Multi-agent simulation for disaster management:
The previous research years in this part of SemGIS project have resulted in the design of a semantic model for disaster management domain (2016), and a multi-agent simulation meta-model adapted to disaster management simulation (2017). The presentation of these researches has been done in 2018 through a publication into the International Journal of Information Systems for Crisis Response and Management and a presentation in the conference Spatial Analysis and GEOmatics (SAGEO) 2018. According to the multi-agent meta-model designed to be adapted to different plans of disaster management, researches have been led to create a process to generate automatically a multi-agent simulation corresponding to specific experiments according to information related disaster management (DM). This process is based on a knowledge base and a reasoner that uses knowledge about disaster management and knowledge about multi-agent simulation through their semantic models. The process is composed of three steps: (i) integrate specific knowledge of disaster management of an administrative area, (ii) execute the reasoning on disaster management knowledge to produce multi-agent models, (iii) execute the automatic implementation of models to launch experiments. The first step uses the set of functionalities developed to integrate, manipulate and enrich semantically geospatial data into the semantic geographic information system and fills the knowledge base with information of the real world. This geospatial information about an administrative area completes knowledge about disaster management represented into the knowledge base through an ontology called semDM. The second step results in the multi-agent simulation modeling into the knowledge base by enrichment of the ontology called semMAS that represents multi-agent simulation knowledge including the previously designed multi-agent meta-model. The reasoner uses a set of rules based on concepts of the ontology semDM to produce new concepts and instances into the semMAS ontology. The third step uses then, the semMAS ontology and a set of implemented models to generate the implementation of the model in order to execute the simulation.
The developments result in the first version of SemGIS prototype, whose overview is given in Figure 1. This prototype provides functionalities of data uplift from different data sources, enrichment through the designed knowledge base and the Linked Open Data (see an example in Figure 2) and of data downlift in different standard formats. This prototype is based on tools development for data integration, xml schema to owl extraction, integration of map styles and further provenance, data quality and metadata as well as uplift and downlift functionalities. These functionalities are provided through a web interface presented in Figure 3.

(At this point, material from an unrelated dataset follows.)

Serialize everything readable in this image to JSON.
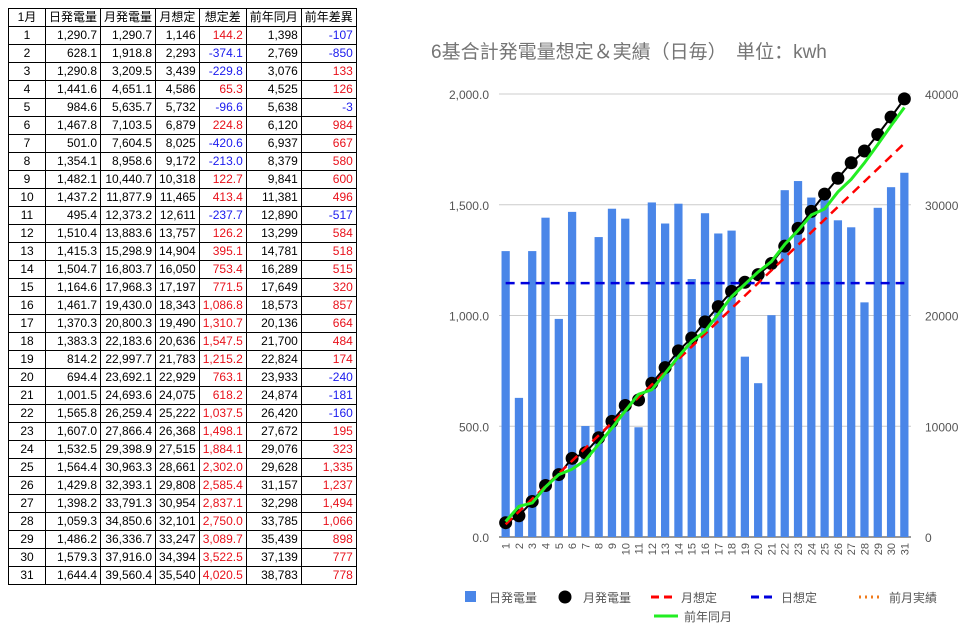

For data quality in particular, a comparison web map app using leaflet has been developed in order to showcase differences (Figure 4). In addition, data quality prediction research has been conducted and a journal publication is anticipated about classifying map changes in the area of Jena and Erfurt in Thuringia as a proof of concept.
Developments for automated the generation of multi-agent simulation for disaster management (Figure 5) allow us for generating a set of simulation experiments for a first use case. This use case corresponds to the simulation of a plan created to manage a lot of victims during a disaster. It makes intervene several stakeholders at different levels of action or decision: the municipality at the strategical level, fire-fighter officer and medical director at the tactical level, and medical staff as doctors, nurse or ambulance but also, fire-fighters, at an operational level. Further development and experiments will be conducted the next year to apply this process on another use case to identify the limits of the solution.